Nie ma stuprocentowej pewności, kto stoi za profilem world_record_egg. Hasztagi sugerują powiązanie z Egg Gang, amerykańskim sklepem internetowym z gadżetami i odzieżą. Nie ma jednak informacji, by sklep miał coś wspólnego z kontem "rekordowego jajka". W rozmowie z "The Independent" twórcy akcji zdradzili tylko, że mieszkają w Londynie.
Pobić rekord Kylie Jenner
Konto world_record_egg działa na Instagramie od 4 stycznia. Powstało w reakcji na ranking najpopularniejszych zdjęć z Instagrama w 2018 roku. Zwyciężyła w nim modelka i celebrytka Kylie Jenner, która w serwisie zamieściła zdjęcie swojej córeczki Stormi. Post na Instagramie zdobył rekordowe 18 milionów polubień.
Twórcy world_record_egg chcieli pobić ten rekord, dlatego wrzucili z pustego konta zdjęcie jajka na białym tle. - Ustanówmy razem nowy rekord świata, stwórzmy najczęściej lajkowany post na Instagramie, pobijając obecny rekord świata Kylie Jenner, czyli osiemnaście milionów - damy radę! - napisano pod fotką. W tym momencie, zdjęcie polajkowano już 51,6 milionów razy, kolejne trzy miliony reakcji to komentarze. Najnowsze zdjęcie z 29 stycznia ma już ponad 3,9 mln polubień.

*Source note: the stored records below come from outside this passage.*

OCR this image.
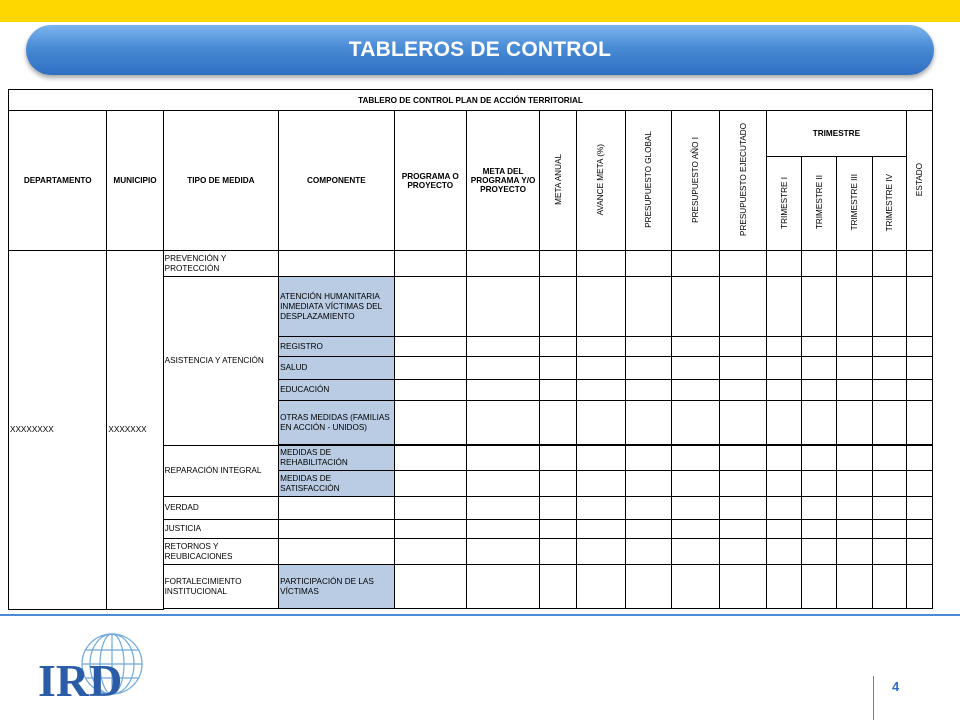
TABLEROS DE CONTROL
TABLERO DE CONTROL PLAN DE ACCIÓN TERRITORIAL															
DEPARTAMENTO	MUNICIPIO	TIPO DE MEDIDA	COMPONENTE	PROGRAMA O PROYECTO	META DEL PROGRAMA Y/O PROYECTO	META ANUAL	AVANCE META (%)	PRESUPUESTO GLOBAL	PRESUPUESTO AÑO I	PRESUPUESTO EJECUTADO	TRIMESTRE				ESTADO
											TRIMESTRE I	TRIMESTRE II	TRIMESTRE III	TRIMESTRE IV	
XXXXXXXX	XXXXXXX	PREVENCIÓN Y PROTECCIÓN													
		ASISTENCIA Y ATENCIÓN	ATENCIÓN HUMANITARIA INMEDIATA VÍCTIMAS DEL DESPLAZAMIENTO												
			REGISTRO												
			SALUD												
			EDUCACIÓN												
			OTRAS MEDIDAS (FAMILIAS EN ACCIÓN - UNIDOS)												

		REPARACIÓN INTEGRAL	MEDIDAS DE REHABILITACIÓN												
			MEDIDAS DE SATISFACCIÓN												
		VERDAD													
		JUSTICIA													
		RETORNOS Y REUBICACIONES													
		FORTALECIMIENTO INSTITUCIONAL	PARTICIPACIÓN DE LAS VÍCTIMAS												

IRD	4
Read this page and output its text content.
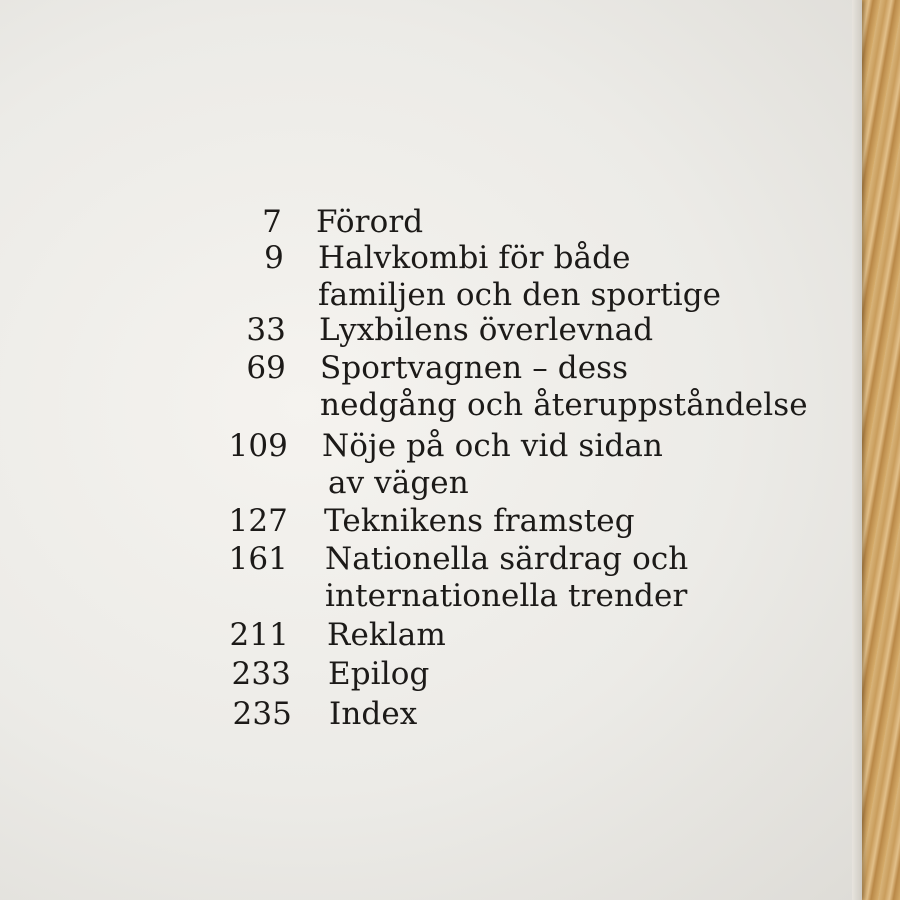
7 Förord
9 Halvkombi för både
familjen och den sportige
33 Lyxbilens överlevnad
69 Sportvagnen – dess
nedgång och återuppståndelse
109 Nöje på och vid sidan
av vägen
127 Teknikens framsteg
161 Nationella särdrag och
internationella trender
211 Reklam
233 Epilog
235 Index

Kolejne zdjęcie, tego samego jajka, wrzucono na profil 18 stycznia. W kolejnych dniach opublikowano następne dwa zdjęcia. Z pewną różnicą - jajka mają lekko naruszoną skorupkę. Niektórzy internauci pytają w komentarzach, czy rysy to nie zapowiedź "wyklucia się" czegoś nowego z jajka. Trwają spekulacje, czy "rekordowe jajko" to nie teaser kolejnej akcji marketingowej.Z drugiej strony, to może być zwyczajna zabawa, w którą dało się wciągnąć kilka milionów użytkowników Instagarama.
Czy z "rekordowego jaja" się coś wykluje?

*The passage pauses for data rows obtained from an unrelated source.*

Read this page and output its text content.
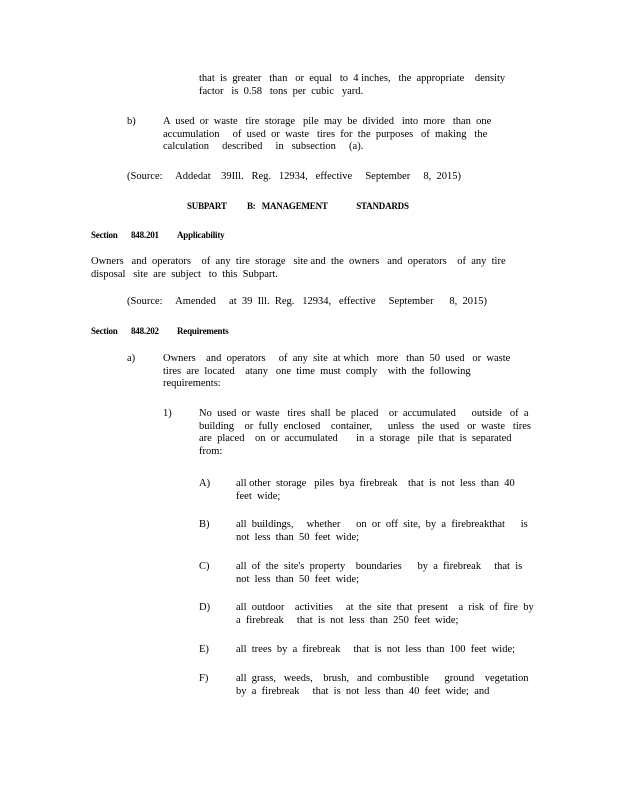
that  is  greater   than   or  equal   to  4 inches,   the  appropriate    density
factor   is  0.58   tons  per  cubic   yard.

b)	A  used  or  waste   tire  storage   pile  may  be  divided   into  more   than  one
accumulation     of  used  or  waste   tires  for  the  purposes   of  making   the
calculation     described     in   subsection     (a).

(Source:     Addedat    39Ill.   Reg.   12934,   effective     September     8,  2015)

SUBPART          B:   MANAGEMENT              STANDARDS

Section 848.201 Applicability

Owners   and  operators    of  any  tire  storage   site and  the  owners   and  operators    of  any  tire
disposal   site  are  subject   to  this  Subpart.

(Source:     Amended     at  39  Ill.  Reg.   12934,   effective     September      8,  2015)

Section 848.202 Requirements

a)	Owners    and  operators     of  any  site  at which   more   than  50  used   or  waste
tires  are  located    atany   one  time  must  comply    with  the  following
requirements:

1)	No  used  or  waste   tires  shall  be  placed    or  accumulated      outside   of  a
building    or  fully  enclosed    container,      unless   the  used   or  waste   tires
are  placed    on  or  accumulated       in  a  storage   pile  that  is  separated
from:

A) all other  storage   piles  bya  firebreak    that  is  not  less  than  40
feet  wide;

B)	all  buildings,     whether      on  or  off  site,  by  a  firebreakthat      is
not  less  than  50  feet  wide;

C)	all  of  the  site's  property    boundaries      by  a  firebreak     that  is
not  less  than  50  feet  wide;

D) all  outdoor    activities     at  the  site  that  present    a  risk  of  fire  by
a  firebreak     that  is  not  less  than  250  feet  wide;

E)	all  trees  by  a  firebreak     that  is  not  less  than  100  feet  wide;

F)	all  grass,   weeds,    brush,   and  combustible      ground    vegetation
by  a  firebreak     that  is  not  less  than  40  feet  wide;  and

Zdaniem Agnieszki Sosnowskiej, CEO Biura Podróży Reklamy, trudno ocenić, czy profil "rekordowego jajka" ma jakieś ukryte, marketingowe dno. - Kiedy widzę ten profil, to przypomina mi się Facebookowy profil, który chyba działa już ze 2-3 lata: Codziennie to samo zdjęcie Bogusława Lindy - ocenia w rozmowie z portalem Witualnemedia.pl Sosnowska.

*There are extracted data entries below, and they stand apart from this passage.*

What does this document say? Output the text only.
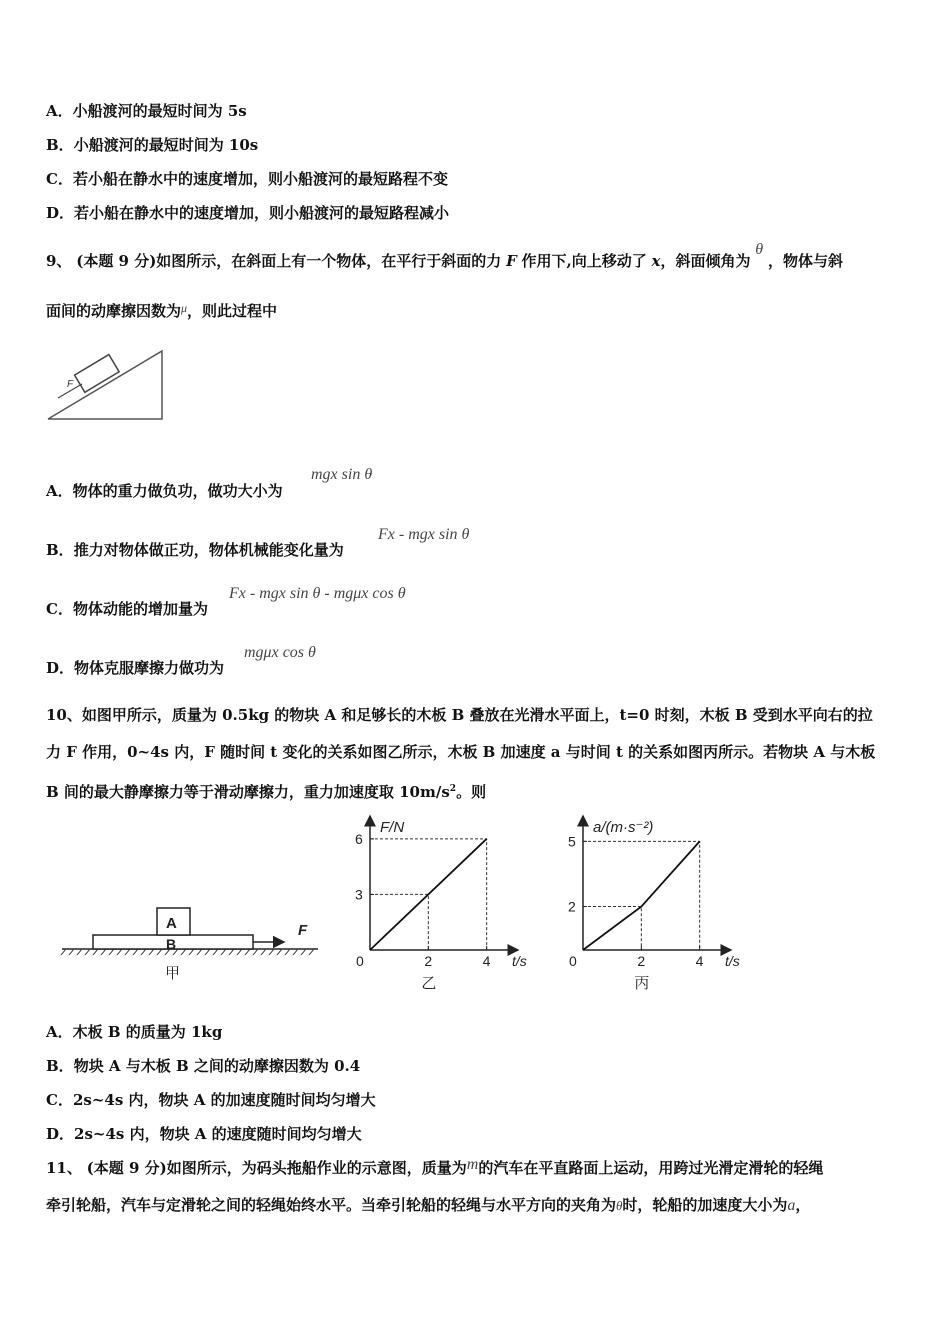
A．小船渡河的最短时间为 5s
B．小船渡河的最短时间为 10s
C．若小船在静水中的速度增加，则小船渡河的最短路程不变
D．若小船在静水中的速度增加，则小船渡河的最短路程减小
9、 (本题 9 分)如图所示，在斜面上有一个物体，在平行于斜面的力 F 作用下,向上移动了 x，斜面倾角为 θ ，物体与斜
面间的动摩擦因数为$^\mu$，则此过程中
F
A．物体的重力做负功，做功大小为
mgx sin θ
B．推力对物体做正功，物体机械能变化量为
Fx - mgx sin θ
C．物体动能的增加量为
Fx - mgx sin θ - mgμx cos θ
D．物体克服摩擦力做功为
mgμx cos θ
10、如图甲所示，质量为 0.5kg 的物块 A 和足够长的木板 B 叠放在光滑水平面上，t=0 时刻，木板 B 受到水平向右的拉
力 F 作用，0~4s 内，F 随时间 t 变化的关系如图乙所示，木板 B 加速度 a 与时间 t 的关系如图丙所示。若物块 A 与木板
B 间的最大静摩擦力等于滑动摩擦力，重力加速度取 $10m/s^2$。则
A
B
F
甲
0	2	4
3
6
F/N
t/s
乙
0	2	4
2
5
a/(m·s⁻²)
t/s
丙
A．木板 B 的质量为 1kg
B．物块 A 与木板 B 之间的动摩擦因数为 0.4
C．2s~4s 内，物块 A 的加速度随时间均匀增大
D．2s~4s 内，物块 A 的速度随时间均匀增大
11、 (本题 9 分)如图所示，为码头拖船作业的示意图，质量为m的汽车在平直路面上运动，用跨过光滑定滑轮的轻绳
牵引轮船，汽车与定滑轮之间的轻绳始终水平。当牵引轮船的轻绳与水平方向的夹角为θ时，轮船的加速度大小为a，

- Jeśli to zaplanowana kampania marketingowa, to ktoś miał spore wyczucie i dużo szczęścia, bo zafascynowanie jajkiem 10 mln ludzi to jest nieoczywista sprawa. Udało się. Zaplanowanie takiej efektywności w efekcie wirusa jest raczej niemożliwe. Płatna reklama teaserowa z takim rozmachem - raczej nieopłacalna. Myślę, że może być tak, że ktoś zaplanował sobie zabawne działanie i ustanowienie rekordu i całkiem prawdopodobne, że dopiero teraz zechce zmonetyzować sukces, podpinając pod to jakąś markę. Chętny brand na pewno się znajdzie. Ale żeby to było z góry zaplanowane? Wątpię - konkluduje ekspertka.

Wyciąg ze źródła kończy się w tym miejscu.